The play belongs to Ishtiaq Umar who had previously been part of Kopykats Productions as Ishtiaq Rasool as well as Jami’s Moor where he played the victim whose death turned the tables for the people offering fake degrees. He carries the play on his shoulders and displays his versatility by being happy, sad, careless and careful, all at the same time.
Erum Bashir as his wife is excellent in acrobatic sequences including tackling of one of the guys, handling the wrong number situation and trying to keep her husband in check.
The timings of rest of the cast must be commended here as not once did they falter on stage and stayed in characters and entertained the audience for two hours.
Most of the one-liners are worth a clap, while many situations make you laugh even before the moment to laugh has arrived. The only issue with the play was a couple of below-the-belt humour that seemed to be heavily inspired from Shah Rukh Khan-Saif Ali Khan starrer Kal Ho Na Ho.
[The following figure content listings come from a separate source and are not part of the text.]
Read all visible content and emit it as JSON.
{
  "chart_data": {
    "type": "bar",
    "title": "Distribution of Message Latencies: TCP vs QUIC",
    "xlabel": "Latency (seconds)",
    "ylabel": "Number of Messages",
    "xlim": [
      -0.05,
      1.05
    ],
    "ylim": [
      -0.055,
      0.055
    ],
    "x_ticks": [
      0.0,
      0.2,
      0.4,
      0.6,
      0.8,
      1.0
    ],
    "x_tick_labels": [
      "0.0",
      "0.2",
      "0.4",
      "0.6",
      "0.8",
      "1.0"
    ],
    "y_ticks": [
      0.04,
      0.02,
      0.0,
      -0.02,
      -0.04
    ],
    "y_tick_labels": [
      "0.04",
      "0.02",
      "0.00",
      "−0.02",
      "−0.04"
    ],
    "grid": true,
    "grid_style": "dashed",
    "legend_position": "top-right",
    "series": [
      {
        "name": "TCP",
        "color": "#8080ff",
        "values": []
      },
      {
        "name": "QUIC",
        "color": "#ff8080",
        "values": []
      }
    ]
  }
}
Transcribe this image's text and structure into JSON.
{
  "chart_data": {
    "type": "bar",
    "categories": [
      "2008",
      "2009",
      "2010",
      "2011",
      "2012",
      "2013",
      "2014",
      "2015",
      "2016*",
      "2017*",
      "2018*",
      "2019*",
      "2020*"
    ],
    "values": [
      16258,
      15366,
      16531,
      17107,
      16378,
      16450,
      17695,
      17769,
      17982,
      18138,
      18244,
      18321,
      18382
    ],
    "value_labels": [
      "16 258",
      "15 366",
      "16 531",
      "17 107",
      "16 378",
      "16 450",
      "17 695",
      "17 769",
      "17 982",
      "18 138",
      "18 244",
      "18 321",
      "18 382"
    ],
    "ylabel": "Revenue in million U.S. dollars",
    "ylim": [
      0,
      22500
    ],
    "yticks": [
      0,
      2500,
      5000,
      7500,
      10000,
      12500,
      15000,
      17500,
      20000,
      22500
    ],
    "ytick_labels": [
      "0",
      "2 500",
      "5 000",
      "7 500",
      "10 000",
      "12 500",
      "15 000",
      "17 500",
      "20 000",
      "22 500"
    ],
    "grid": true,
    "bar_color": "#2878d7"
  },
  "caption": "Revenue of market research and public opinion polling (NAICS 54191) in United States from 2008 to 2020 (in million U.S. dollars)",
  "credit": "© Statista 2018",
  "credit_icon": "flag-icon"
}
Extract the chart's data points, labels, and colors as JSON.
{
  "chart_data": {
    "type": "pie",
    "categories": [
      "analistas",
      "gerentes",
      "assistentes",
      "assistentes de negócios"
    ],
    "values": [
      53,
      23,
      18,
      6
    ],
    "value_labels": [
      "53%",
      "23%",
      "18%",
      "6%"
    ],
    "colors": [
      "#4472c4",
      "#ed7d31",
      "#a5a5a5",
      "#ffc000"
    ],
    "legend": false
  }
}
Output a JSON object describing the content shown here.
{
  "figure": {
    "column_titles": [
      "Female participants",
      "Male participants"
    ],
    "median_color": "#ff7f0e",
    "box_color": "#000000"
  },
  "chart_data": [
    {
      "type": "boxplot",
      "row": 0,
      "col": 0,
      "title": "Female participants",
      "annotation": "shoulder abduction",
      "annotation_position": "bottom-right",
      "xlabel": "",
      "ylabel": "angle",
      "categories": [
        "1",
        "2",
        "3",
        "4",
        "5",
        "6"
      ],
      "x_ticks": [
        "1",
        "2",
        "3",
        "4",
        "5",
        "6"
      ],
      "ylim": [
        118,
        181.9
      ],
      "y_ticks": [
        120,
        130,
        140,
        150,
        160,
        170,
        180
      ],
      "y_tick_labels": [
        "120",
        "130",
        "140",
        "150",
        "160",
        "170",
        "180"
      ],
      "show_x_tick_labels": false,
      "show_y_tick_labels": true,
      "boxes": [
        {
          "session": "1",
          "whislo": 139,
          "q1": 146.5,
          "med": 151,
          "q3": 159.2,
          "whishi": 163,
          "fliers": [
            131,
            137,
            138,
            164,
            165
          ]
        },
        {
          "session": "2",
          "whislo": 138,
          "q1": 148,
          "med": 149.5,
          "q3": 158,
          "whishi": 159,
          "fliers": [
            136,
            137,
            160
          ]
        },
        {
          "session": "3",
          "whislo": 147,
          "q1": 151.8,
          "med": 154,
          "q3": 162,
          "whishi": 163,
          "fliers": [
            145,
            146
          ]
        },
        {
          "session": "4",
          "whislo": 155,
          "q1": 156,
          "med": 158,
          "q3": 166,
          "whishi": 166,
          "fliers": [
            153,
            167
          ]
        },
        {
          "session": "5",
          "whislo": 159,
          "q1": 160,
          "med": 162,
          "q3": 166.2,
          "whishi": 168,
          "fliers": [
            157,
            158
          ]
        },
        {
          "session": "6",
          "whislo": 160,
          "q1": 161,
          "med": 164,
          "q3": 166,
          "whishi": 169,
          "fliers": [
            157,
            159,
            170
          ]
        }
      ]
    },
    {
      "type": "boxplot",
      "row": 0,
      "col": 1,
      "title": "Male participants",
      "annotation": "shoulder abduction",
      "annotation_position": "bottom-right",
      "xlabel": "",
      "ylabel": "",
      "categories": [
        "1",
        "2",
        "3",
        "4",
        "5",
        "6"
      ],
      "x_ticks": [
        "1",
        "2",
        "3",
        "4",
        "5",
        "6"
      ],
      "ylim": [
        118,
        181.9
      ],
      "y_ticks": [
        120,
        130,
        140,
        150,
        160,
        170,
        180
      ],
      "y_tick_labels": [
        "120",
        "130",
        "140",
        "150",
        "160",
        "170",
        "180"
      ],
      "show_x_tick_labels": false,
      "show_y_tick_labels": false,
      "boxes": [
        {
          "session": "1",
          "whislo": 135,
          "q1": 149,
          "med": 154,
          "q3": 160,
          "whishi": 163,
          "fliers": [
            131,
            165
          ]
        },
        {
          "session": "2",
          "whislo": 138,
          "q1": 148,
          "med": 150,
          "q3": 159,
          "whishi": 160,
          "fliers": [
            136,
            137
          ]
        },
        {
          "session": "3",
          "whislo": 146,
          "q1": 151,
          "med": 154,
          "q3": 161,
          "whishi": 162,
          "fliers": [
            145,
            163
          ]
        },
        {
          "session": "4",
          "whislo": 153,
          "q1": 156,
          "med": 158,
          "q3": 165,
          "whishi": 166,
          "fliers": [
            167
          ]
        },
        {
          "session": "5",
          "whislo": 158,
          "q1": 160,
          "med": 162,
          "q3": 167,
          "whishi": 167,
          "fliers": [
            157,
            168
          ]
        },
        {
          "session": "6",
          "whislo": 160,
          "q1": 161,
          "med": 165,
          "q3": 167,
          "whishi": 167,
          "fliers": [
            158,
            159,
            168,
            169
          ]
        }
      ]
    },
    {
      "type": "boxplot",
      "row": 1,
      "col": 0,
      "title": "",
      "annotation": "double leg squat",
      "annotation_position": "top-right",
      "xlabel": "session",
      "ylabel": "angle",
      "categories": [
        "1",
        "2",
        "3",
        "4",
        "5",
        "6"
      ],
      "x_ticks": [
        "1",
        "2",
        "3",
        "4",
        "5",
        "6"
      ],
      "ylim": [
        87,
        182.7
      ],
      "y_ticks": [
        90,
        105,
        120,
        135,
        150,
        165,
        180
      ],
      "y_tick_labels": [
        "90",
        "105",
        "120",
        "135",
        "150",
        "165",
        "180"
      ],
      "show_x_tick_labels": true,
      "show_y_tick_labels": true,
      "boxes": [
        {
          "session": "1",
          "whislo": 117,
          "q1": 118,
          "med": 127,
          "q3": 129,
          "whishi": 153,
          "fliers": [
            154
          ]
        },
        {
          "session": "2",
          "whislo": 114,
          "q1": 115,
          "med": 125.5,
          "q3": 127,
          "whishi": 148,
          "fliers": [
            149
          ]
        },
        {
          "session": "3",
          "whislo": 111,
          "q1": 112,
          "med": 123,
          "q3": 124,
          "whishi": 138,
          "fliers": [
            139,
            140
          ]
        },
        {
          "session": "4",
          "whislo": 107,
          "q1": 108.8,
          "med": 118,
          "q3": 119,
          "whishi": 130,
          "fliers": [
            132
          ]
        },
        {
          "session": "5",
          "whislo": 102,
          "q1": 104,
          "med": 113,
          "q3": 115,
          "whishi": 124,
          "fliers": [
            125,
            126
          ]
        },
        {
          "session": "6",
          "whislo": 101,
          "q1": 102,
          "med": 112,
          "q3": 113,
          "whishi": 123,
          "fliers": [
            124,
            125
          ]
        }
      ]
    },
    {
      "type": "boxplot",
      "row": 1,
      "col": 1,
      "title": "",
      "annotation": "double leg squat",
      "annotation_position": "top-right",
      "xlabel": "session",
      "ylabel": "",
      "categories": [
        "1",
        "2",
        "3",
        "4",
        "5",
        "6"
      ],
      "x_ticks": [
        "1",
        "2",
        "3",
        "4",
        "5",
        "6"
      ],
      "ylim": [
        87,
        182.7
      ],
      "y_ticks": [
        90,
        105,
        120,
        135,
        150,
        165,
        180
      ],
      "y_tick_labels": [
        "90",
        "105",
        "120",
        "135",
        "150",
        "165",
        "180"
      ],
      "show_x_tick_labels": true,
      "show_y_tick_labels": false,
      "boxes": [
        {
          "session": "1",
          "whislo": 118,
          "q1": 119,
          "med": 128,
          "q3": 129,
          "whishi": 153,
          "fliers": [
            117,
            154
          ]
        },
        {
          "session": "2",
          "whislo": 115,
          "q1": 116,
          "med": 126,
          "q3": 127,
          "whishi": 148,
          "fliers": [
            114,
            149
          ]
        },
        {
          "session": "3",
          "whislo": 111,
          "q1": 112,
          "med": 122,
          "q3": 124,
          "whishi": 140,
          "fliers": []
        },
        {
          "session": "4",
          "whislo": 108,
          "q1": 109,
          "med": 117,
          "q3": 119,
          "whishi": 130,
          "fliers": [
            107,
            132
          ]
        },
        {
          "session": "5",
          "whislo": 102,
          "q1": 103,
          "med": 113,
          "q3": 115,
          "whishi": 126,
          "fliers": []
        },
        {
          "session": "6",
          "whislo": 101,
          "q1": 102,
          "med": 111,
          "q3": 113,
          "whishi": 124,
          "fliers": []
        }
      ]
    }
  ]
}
If the director manages to lessen their occurrences, not only will the play appear crisp but the length can also be reduced to 90 minutes that is ideal for a theatre play.
All the proceeds of this charity theatre play will go to the Special Olympics Pakistan that has been patronising athletes with special needs and also brought us Kiski Topi Kis Ke Sar a couple of years ago for the same reason.